A changing effect of bank capital on lending in response to the level of liquidity: Evidence from US commercial banks from 2003 to 2010
- A changing effect of bank capital on lending in response to the level of liquidity: Evidence from US commercial banks from 2003 to 2010
- KIM, DOHAN
- Issue Date
- KDI School of public policy and management
- This paper examines whether the effect of a change of bank capital ratios on lending differs depending on the level of liquidity. Using the balanced 1,050 U.S. commercial
banks quarterly data from 2003 Q1 to 2010 Q4, this paper finds that the effect of bank capital on credit growth, where it is defined as a quarterly growth rate of loans and unused commitments, relates positively to the level of bank liquid assets. It also shows that the
positive effect of bank capital increase on credit growth is significant only after banks retain enough liquid assets.
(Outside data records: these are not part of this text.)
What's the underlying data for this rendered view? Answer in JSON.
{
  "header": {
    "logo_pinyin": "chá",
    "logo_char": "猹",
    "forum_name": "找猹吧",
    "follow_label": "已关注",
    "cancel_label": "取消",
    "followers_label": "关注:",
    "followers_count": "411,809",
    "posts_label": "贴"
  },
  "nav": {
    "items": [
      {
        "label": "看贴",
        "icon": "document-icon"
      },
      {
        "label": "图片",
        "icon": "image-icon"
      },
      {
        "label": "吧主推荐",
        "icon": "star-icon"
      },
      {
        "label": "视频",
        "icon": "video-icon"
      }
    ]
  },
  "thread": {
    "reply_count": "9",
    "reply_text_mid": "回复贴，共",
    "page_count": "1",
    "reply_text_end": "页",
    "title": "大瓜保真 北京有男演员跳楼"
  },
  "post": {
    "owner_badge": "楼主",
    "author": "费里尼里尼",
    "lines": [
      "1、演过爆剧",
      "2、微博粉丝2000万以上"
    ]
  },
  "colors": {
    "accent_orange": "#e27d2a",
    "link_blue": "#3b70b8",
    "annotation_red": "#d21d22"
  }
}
This interaction effect did not change during the recent financial crisis period, and were more prominent for large banks. The results suggest three important policy implications. First, any policy actions to sustain bank lending, for example capital injections
and liquidity support, are complementary and should be implemented harmoniously to be more effective. Second, if only capital injection is implemented, this would be more effective for banks with high liquid assets in the light of boosting credit supply. At last, international regulatory efforts to induce banks to hold more liquid assets and capital would be a right direction since banks with more liquid assets and capital would be able to supply more credit thanks to their increased capability of absorbing negative economic shocks.